The opinions expressed are those of the Fund’s managers and are not meant as investment advice or to predict or project the future performance of any investment product. The opinions are current through March 31, 2021, are subject to change at any time based on market and other current conditions, and no forecasts can be guaranteed. This commentary is being provided as a general source of information and is not intended as a recommendation to purchase, sell, or hold any specific security or to engage in any investment strategy. Investment decisions should always be made based on an investor’s specific objectives, financial needs, risk tolerance and time horizon. Past performance is not a guarantee of future results.

The S&P 500® Dividend Aristocrats® Index measures the performance S&P 500® Index companies that have increased dividends every year for the last 25 consecutive years. The Index treats each constituent as a distinct investment opportunity without regard to its size by equally weighting each company. The S&P 500 Index is a float-adjusted market capitalization weighted index that measures the large-capitalization U.S. equity market. It is not possible to invest directly in an index.

The Fund is a passively managed index fund designed to track the performance of its stated benchmark index.

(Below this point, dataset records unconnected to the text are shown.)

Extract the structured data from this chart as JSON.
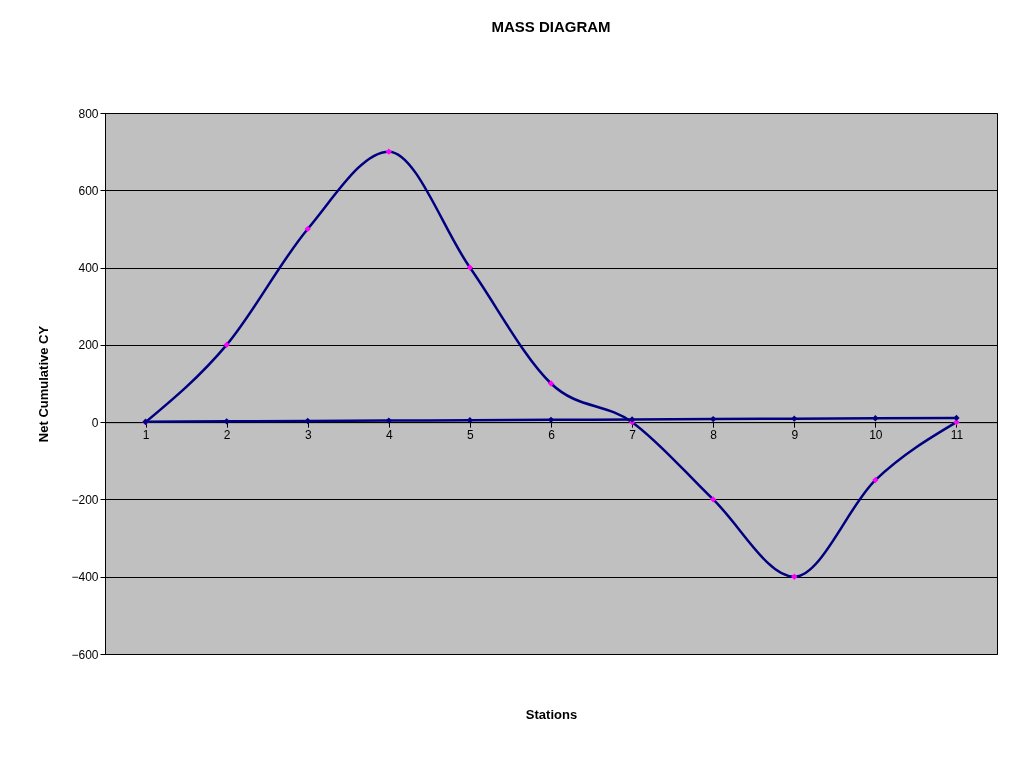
{
  "chart_data": {
    "type": "line",
    "title": "MASS DIAGRAM",
    "xlabel": "Stations",
    "ylabel": "Net Cumulative CY",
    "categories": [
      "1",
      "2",
      "3",
      "4",
      "5",
      "6",
      "7",
      "8",
      "9",
      "10",
      "11"
    ],
    "series": [
      {
        "color": "#000080",
        "colors": [
          "#ff00ff",
          "#ff00ff",
          "#ff00ff",
          "#ff00ff",
          "#ff00ff",
          "#ff00ff",
          "#ff00ff",
          "#ff00ff",
          "#ff00ff",
          "#ff00ff",
          "#ff00ff"
        ],
        "values": [
          0,
          200,
          500,
          700,
          400,
          100,
          0,
          -200,
          -400,
          -150,
          0
        ]
      },
      {
        "color": "#000080",
        "values": [
          1,
          2,
          3,
          4,
          5,
          6,
          7,
          8,
          9,
          10,
          11
        ]
      }
    ],
    "ylim": [
      -600,
      800
    ],
    "yticks": [
      -600,
      -400,
      -200,
      0,
      200,
      400,
      600,
      800
    ],
    "grid": "y",
    "marker": "diamond",
    "line_style": "solid"
  }
}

It does not invest in securities based on the managers' view of the investment merit of a particular security or company, nor does it conduct conventional investment research or analysis or forecast market movement or trends, in managing the assets of the Fund. The Fund seeks to remain fully invested at all times in securities that, in combination, provide exposure to its respective benchmark Index without regard to market conditions, trends or direction.

Risk factors: The value of the Fund's shares will change, and you could lose money on your investment. Large capitalization companies in which the Index and, by extension, the Fund are exposed may go in and out of favor based on market and economic conditions. The Fund's emphasis on dividend-paying stocks involves the risk that such stocks may fall out of favor with investors and underperform non-dividend paying stocks and the market as a whole over any period of time. In addition, there is no guarantee that the companies in which the Fund invests will declare dividends in the future or that dividends, if declared, will remain at current levels or increase over time. The amount of any dividend the company may pay may fluctuate significantly. In addition, the value of dividend-paying common stocks can decline when interest rates rise as fixed-income investments become more attractive to investors. This risk may be greater due to the current period of historically low interest rates. The Fund entails other risks, including imperfect benchmark correlation and market price variance that may decrease performance. While the Fund attempts to track the performance of its stated index, there is no guarantee or assurance that the methodology used to create the Index will result in the Fund achieving high, or even positive, returns. The Index may underperform, and the Fund could lose value, while other indices or measures of market performance increase in value. An investment in the Fund is not a bank deposit and is not insured or guaranteed by the Federal Deposit Insurance Corporation or any other government agency. These and other risks are more fully described in the Fund's prospectus. Not all funds or fund classes may be offered at all broker/dealers.